Houthis: We Did It, Those Who Say Otherwise ‘Cowards’

Iran has repeatedly denied any involvement in the oil facility attacks, accusing the US of switching from a policy of “maximum pressure” to one of “maximum deceit,” while adding that the Yemeni people have every right to independently defend themselves against the Saudi-led military coalition.

Yemen’s Houthi militia, which claimed responsibility for the attacks almost immediately after they took place, accused parties attempting to blame other countries for the strikes an act of “cowardice,” adding that they were “surprised to see” Riyadh “exonerating Yemen” of these attacks despite previously declaring war on the country “on the grounds that our missile inventory posed a threat to its security.”

US-Saudi Intelligence Sharing

Earlier, anonymous US officials told Reuters that Washington would be looking to increase intelligence sharing with Saudi Arabia following the attacks on the Saudi Aramco facilities, but did not specify what form this intelligence cooperation would take. The US had previously selectively shared intelligence data with Riyadh on alleged threats posed by Yemen’s Houthi militias, against whom the Saudi-led coalition has been waging a war since March of 2015.

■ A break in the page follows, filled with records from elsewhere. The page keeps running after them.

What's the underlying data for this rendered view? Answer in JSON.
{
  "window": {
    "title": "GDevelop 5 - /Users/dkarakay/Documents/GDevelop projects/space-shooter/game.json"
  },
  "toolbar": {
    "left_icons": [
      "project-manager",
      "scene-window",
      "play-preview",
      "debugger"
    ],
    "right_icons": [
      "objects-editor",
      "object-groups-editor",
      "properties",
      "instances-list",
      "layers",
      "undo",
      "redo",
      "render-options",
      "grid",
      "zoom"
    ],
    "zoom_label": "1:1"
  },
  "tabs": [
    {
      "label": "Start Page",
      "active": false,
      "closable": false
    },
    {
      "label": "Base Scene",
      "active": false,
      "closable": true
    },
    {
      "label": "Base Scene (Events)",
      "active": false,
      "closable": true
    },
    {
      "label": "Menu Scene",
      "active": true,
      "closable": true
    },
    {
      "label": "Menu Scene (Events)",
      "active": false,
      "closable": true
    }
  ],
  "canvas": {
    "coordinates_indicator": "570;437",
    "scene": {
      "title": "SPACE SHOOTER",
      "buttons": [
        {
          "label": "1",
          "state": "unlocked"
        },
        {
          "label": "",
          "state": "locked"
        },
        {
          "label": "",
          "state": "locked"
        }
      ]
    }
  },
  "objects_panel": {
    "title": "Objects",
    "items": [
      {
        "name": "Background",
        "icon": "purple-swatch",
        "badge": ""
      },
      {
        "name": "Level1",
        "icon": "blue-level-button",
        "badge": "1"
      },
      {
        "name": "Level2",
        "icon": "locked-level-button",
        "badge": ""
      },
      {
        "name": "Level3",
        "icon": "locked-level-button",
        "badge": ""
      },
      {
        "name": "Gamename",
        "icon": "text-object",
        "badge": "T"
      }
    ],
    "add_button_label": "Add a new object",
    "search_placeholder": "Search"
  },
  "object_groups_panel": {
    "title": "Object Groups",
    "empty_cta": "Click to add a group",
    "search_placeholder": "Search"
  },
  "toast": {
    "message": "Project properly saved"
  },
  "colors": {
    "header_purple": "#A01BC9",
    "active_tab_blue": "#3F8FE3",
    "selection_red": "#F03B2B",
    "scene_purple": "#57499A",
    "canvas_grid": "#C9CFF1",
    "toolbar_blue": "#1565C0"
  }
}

Late Monday, Saudi Arabia’s Foreign Ministry announced that it would “invite UN and international experts to view the situation on the ground and to participate in the investigations” into the attacks.

Also on Monday, UN Special Envoy for Yemen Martin Griffiths told the UN Security Council that it was “not entirely clear” who was behind the oil facility attack, but noted that “the fact that Ansar Allah [the Houthi movement] has claimed responsibility is bad enough.”

On Monday, amid US claims that Iran was responsible for the attacks, Russia and China issued statements urging all parties involved to refrain from rushing to conclusions about who was responsible. Moscow noted that it considered discussions about “military options” in response to the strikes as absolutely “unacceptable,” while China, a major customer of Saudi oil, urged all sides to refrain from “any actions that would cause escalation.”